Generation is the expensive stage: runner exceptions become failed samples, and deterministic outputs can reuse the SQLite generation cache. Reporting stages only run after every sample has an aligned result row.

Artifact Contract

These files form the audit trail described in the Evaluation Guide. They are stable across run modes: an existing-results run still writes sample_ledger.jsonl and scorecard.json so reviewers can compare it with a full model run on the same benchmark. Paths are relative to the run output directory recorded in run_manifest.json.

FileProducerMeaning
run_manifest.jsonRunnerRun identity, status, model, benchmark, dataset, context metadata, output paths.
execution_plan.jsonRunner or RunPlanPlanned stages, sample ids, materialization details, output files.
requests.jsonlRunnerOne normalized GenerationRequest per sample.
results.jsonlModel runner through evaluation runnerOne normalized GenerationResult per sample.
sample_ledger.jsonlRunnerPer-sample pass/fail status with stage-level errors.
artifacts.jsonlRunnerFlattened artifact refs enriched relative to the output directory.
metrics/per_sample.jsonlMetrics layerPer-sample metric outputs or skipped state.
metrics/summary.jsonMetrics layerAggregates, failed ids, skipped ids, leaderboard fields.
scorecard.jsonReporting layerRelease/review surface consumed by validation and docs.
report.mdReporting layerHuman-readable summary derived from scorecard.

Task Materialization

Task-driven runs fix sample ids, splits, and input keys before any model code runs. That makes reruns and cache reuse reproducible: the same task YAML and dataset manifest should yield identical requests.jsonl rows on every machine. The code below connects catalog task YAML to the EvaluateRunRequest that run_evaluate() already understands—see Benchmarks and Data for where those YAML files live.

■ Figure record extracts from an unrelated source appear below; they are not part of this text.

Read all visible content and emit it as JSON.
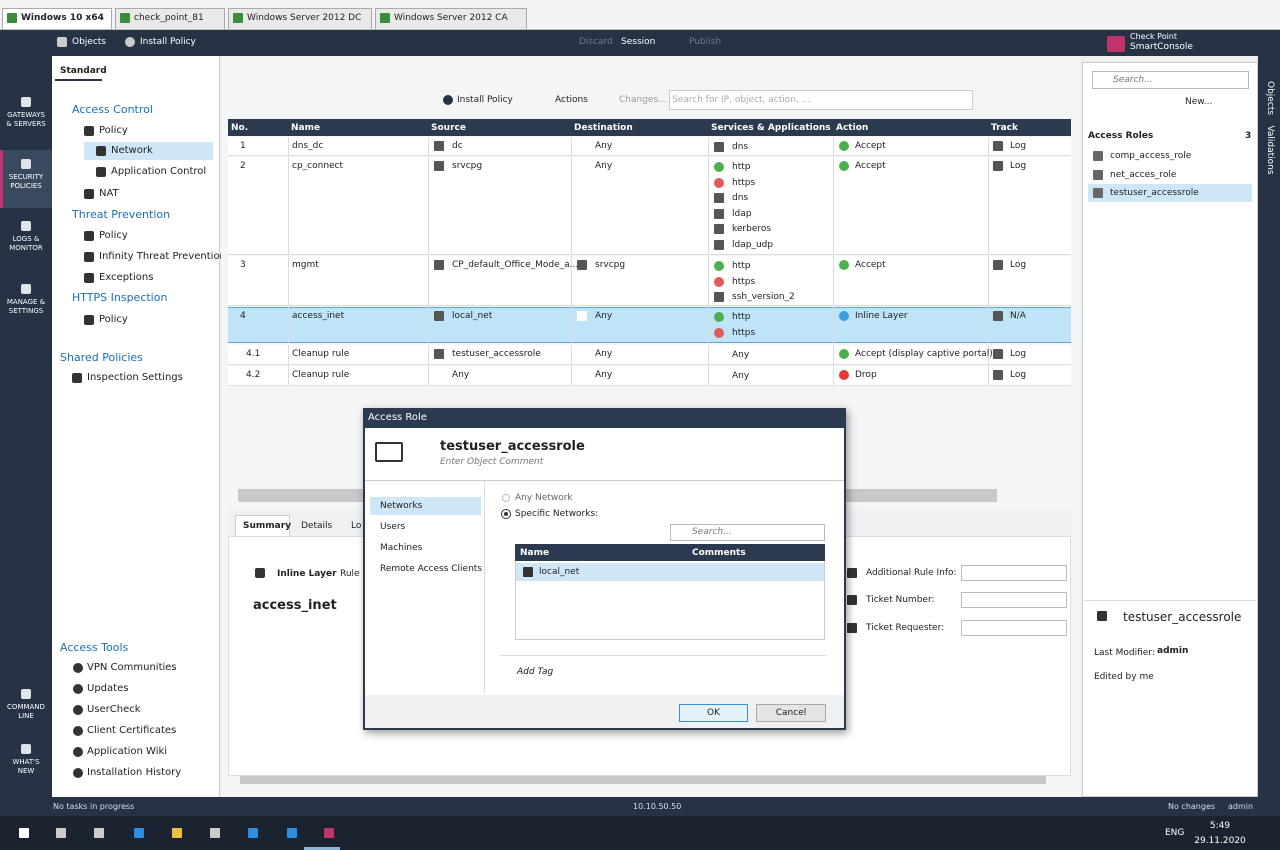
{
  "vm_tabs": [
    "Windows 10 x64",
    "check_point_81",
    "Windows Server 2012 DC",
    "Windows Server 2012 CA"
  ],
  "top_bar": {
    "objects": "Objects",
    "install_policy": "Install Policy",
    "discard": "Discard",
    "session": "Session",
    "publish": "Publish",
    "brand_top": "Check Point",
    "brand_bottom": "SmartConsole"
  },
  "left_nav": [
    [
      "GATEWAYS",
      "& SERVERS"
    ],
    [
      "SECURITY",
      "POLICIES"
    ],
    [
      "LOGS &",
      "MONITOR"
    ],
    [
      "MANAGE &",
      "SETTINGS"
    ],
    [
      "COMMAND",
      "LINE"
    ],
    [
      "WHAT'S",
      "NEW"
    ]
  ],
  "policy_tab": "Standard",
  "policy_tree": [
    "Access Control",
    "Policy",
    "Network",
    "Application Control",
    "NAT",
    "Threat Prevention",
    "Policy",
    "Infinity Threat Prevention",
    "Exceptions",
    "HTTPS Inspection",
    "Policy",
    "Shared Policies",
    "Inspection Settings"
  ],
  "access_tools": {
    "title": "Access Tools",
    "items": [
      "VPN Communities",
      "Updates",
      "UserCheck",
      "Client Certificates",
      "Application Wiki",
      "Installation History"
    ]
  },
  "rulebase": {
    "toolbar": {
      "install_policy": "Install Policy",
      "actions": "Actions",
      "changes": "Changes...",
      "search": "Search for IP, object, action, ..."
    },
    "columns": [
      "No.",
      "Name",
      "Source",
      "Destination",
      "Services & Applications",
      "Action",
      "Track"
    ],
    "rows": [
      {
        "no": "1",
        "name": "dns_dc",
        "source": [
          "dc"
        ],
        "destination": [
          "Any"
        ],
        "services": [
          "dns"
        ],
        "action": "Accept",
        "track": "Log"
      },
      {
        "no": "2",
        "name": "cp_connect",
        "source": [
          "srvcpg"
        ],
        "destination": [
          "Any"
        ],
        "services": [
          "http",
          "https",
          "dns",
          "ldap",
          "kerberos",
          "ldap_udp"
        ],
        "action": "Accept",
        "track": "Log"
      },
      {
        "no": "3",
        "name": "mgmt",
        "source": [
          "CP_default_Office_Mode_a..."
        ],
        "destination": [
          "srvcpg"
        ],
        "services": [
          "http",
          "https",
          "ssh_version_2"
        ],
        "action": "Accept",
        "track": "Log"
      },
      {
        "no": "4",
        "name": "access_inet",
        "source": [
          "local_net"
        ],
        "destination": [
          "Any"
        ],
        "services": [
          "http",
          "https"
        ],
        "action": "Inline Layer",
        "track": "N/A"
      },
      {
        "no": "4.1",
        "name": "Cleanup rule",
        "source": [
          "testuser_accessrole"
        ],
        "destination": [
          "Any"
        ],
        "services": [
          "Any"
        ],
        "action": "Accept (display captive portal)",
        "track": "Log"
      },
      {
        "no": "4.2",
        "name": "Cleanup rule",
        "source": [
          "Any"
        ],
        "destination": [
          "Any"
        ],
        "services": [
          "Any"
        ],
        "action": "Drop",
        "track": "Log"
      }
    ]
  },
  "details": {
    "tabs": [
      "Summary",
      "Details",
      "Lo"
    ],
    "layer": "Inline Layer",
    "rule": "Rule",
    "name": "access_inet",
    "fields": [
      "Additional Rule Info:",
      "Ticket Number:",
      "Ticket Requester:"
    ]
  },
  "dialog": {
    "title": "Access Role",
    "name": "testuser_accessrole",
    "comment": "Enter Object Comment",
    "menu": [
      "Networks",
      "Users",
      "Machines",
      "Remote Access Clients"
    ],
    "options": [
      "Any Network",
      "Specific Networks:"
    ],
    "search": "Search...",
    "columns": [
      "Name",
      "Comments"
    ],
    "rows": [
      "local_net"
    ],
    "add_tag": "Add Tag",
    "buttons": [
      "OK",
      "Cancel"
    ]
  },
  "objects_panel": {
    "search": "Search...",
    "new": "New...",
    "section": "Access Roles",
    "count": "3",
    "items": [
      "comp_access_role",
      "net_acces_role",
      "testuser_accessrole"
    ],
    "selected_name": "testuser_accessrole",
    "modifier_label": "Last Modifier:",
    "modifier": "admin",
    "edited": "Edited by me",
    "side_tabs": [
      "Objects",
      "Validations"
    ]
  },
  "status_bar": {
    "tasks": "No tasks in progress",
    "server": "10.10.50.50",
    "changes": "No changes",
    "user": "admin"
  },
  "taskbar": {
    "lang": "ENG",
    "time": "5:49",
    "date": "29.11.2020"
  }
}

registry = load_task_registry_from_paths(task_yaml_paths)
plan = build_run_plan_from_task_registry(registry, dataset_manifest)
requests = _materialize_requests_from_task(plan)
requests = materialize_generation_requests(requests)
return EvaluateRunRequest(requests=requests, ...)

Use this path when sample ids, splits, input keys, output keys, and cache policy need to be reproducible before generation starts.